Page 17 of Ghost Story


  Together they went down the paneled hall. “That ponderous, unthinkable oaf,” Sears rumbled. “As if you could believe Omar Norris on any subject except bourbon and snowplows.”

  Ricky stopped short and put his hand on Sears’s arm. “We have to think about this, Sears. John might actually have killed himself.” It still hadn’t sunk into him, and he could see that Sears was determined not to let it sink into him. “He’d never have any reason to go walking on the bridge, and especially not in this weather.”

  Sears’s face suffused with blood. “If you think that, you’re a ninny too. I don’t care if John was birdwatching, he was doing something.” His eyes avoided Ricky’s. “I don’t know and can’t imagine what, but something. Did he seem suicidal to you last night?”

  “No, but . . .”

  “Therefore, let’s not wrangle. Let’s get over to his house.” He sped down the hall ahead of Ricky and banged open the reception room door with his shoulders. Ricky Hawthorne, hurrying after, came out into the reception room and was mildly surprised to see him confronting a tall girl with dark hair, an oval face and small, chiseled features.

  “Sears, we don’t have time now, and I told this young woman to drop in tomorrow.”

  “She says—” Sears took off his hat. He looked as if he’d been hit on the head with a plank. “Tell him what you told me,” he said to the girl.
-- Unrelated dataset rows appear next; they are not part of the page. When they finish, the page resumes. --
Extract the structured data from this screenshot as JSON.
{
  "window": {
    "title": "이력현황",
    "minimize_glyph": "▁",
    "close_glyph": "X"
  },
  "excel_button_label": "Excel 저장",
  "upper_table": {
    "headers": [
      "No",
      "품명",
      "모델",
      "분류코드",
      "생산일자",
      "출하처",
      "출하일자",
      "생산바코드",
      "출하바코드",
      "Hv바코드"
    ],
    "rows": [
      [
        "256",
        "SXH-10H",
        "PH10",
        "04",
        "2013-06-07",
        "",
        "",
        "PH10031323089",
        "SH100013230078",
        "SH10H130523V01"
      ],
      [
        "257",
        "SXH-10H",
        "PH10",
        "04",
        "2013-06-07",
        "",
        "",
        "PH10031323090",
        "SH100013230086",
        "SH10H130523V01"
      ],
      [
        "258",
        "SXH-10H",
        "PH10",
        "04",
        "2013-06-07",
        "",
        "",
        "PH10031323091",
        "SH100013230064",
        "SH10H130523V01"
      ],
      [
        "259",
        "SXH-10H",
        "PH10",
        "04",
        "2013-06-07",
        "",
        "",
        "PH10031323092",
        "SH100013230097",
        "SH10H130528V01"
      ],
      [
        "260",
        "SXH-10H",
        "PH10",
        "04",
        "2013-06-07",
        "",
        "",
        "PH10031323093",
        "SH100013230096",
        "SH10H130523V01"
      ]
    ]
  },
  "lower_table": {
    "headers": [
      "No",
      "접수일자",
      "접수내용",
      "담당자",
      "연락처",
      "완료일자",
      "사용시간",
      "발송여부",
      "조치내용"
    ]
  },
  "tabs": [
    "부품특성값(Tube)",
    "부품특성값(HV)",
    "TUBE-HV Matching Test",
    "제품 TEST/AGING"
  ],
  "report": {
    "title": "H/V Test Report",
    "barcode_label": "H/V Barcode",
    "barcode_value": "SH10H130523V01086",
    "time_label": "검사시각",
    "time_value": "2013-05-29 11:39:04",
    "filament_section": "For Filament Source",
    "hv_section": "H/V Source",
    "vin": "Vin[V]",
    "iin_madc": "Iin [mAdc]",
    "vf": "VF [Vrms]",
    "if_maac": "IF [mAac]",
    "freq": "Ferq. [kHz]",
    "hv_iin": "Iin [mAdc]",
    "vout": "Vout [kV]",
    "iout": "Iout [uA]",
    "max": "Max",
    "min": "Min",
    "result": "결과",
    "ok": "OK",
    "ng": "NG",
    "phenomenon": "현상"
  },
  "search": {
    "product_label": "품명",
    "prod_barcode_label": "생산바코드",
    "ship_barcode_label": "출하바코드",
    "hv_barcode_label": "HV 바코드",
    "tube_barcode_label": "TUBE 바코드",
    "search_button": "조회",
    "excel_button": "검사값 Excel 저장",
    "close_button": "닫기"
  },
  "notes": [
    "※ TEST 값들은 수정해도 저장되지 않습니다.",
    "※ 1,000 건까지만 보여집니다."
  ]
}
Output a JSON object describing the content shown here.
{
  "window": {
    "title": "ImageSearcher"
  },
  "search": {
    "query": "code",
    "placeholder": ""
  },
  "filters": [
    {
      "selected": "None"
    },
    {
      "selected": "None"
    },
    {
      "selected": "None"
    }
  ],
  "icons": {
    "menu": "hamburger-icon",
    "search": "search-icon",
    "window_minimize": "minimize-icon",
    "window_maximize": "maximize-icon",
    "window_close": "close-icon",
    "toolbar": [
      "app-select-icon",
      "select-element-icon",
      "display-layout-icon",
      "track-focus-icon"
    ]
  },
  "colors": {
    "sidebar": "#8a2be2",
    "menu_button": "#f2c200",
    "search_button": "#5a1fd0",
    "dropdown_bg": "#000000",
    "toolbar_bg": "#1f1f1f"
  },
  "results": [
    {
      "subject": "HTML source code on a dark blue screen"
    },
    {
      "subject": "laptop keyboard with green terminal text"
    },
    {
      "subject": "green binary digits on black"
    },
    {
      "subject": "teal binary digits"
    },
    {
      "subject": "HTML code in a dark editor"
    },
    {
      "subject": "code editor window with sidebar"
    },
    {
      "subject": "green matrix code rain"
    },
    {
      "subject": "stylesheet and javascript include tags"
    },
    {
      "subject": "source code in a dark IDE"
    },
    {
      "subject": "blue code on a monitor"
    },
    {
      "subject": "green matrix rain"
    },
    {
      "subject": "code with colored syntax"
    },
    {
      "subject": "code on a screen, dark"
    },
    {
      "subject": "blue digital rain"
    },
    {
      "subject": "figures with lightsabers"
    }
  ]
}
  She said, “Eva Galli was my aunt, and I’m looking for a job.”

  * * *

  (Mrs. Quast turned away from the girl, who had merely smiled at her, and blushed as she dialed the Hawthorne number. The girl moved away to examine the Kitaj graphics with which Stella, two or three years ago, had replaced Ricky’s old Audubon prints. Incomprehensible and new, was Mrs. Quast’s judgment on both the graphics and the girl. No, Stella Hawthorne exhaled when she had heard the news about Dr. Jaffrey. Oh, poor Milly. Poor everybody, I’m sure, but I’ll have to do something about Milly. When she pulls the jack from the switchboard, Mrs. Quast thinks, my goodness it’s very bright in here and then thinks, no golly it’s dark, dark as sin, the lights must have blazed up and gone out, but the next instant everything is normal, the lamp on her desk looks just as it always does, and she rubs her eyes and shakes her gray head—Milly Sheehan had a soft cushy life right along, about time she went out and did a real job of work—and is astonished to hear Mr. James telling that snip of a girl that if she comes back tomorrow they’ll talk about giving her some secretarial work. I mean, just what the dickens is going on around here?)

  * * *

  And Ricky, looking at Sears, wondered too—secretarial work? They had a half-time secretary, Mavis Hodge, who did most of their typing: to find enough work for another girl they’d have to start answering their junk mail. But of course it wasn’t the need for more hands on deck that made Sears treat the girl the way he did, it was that name, Eva Galli, pronounced in a voice that would taste like port wine if you could drink it . . . Sears suddenly looked very tired, the sleeplessness and the nightmares and the vision of Fenny Bate and Elmer Scales and his damned sheep and how John’s death (he was a leaper) had all gathered to unstring him if only for a moment. Ricky saw his partner’s fear and exhaustion and saw that even Sears could come unglued. “Yes, come back tomorrow,” he said to the girl, noticed that the oval face and regular features were more than just attractive, and knew that if there was one thing Sears didn’t need reminding of at that moment, it was Eva Galli. Mrs. Quast was staring at him, so he told her to deal with all incoming calls during the afternoon, just to be saying something.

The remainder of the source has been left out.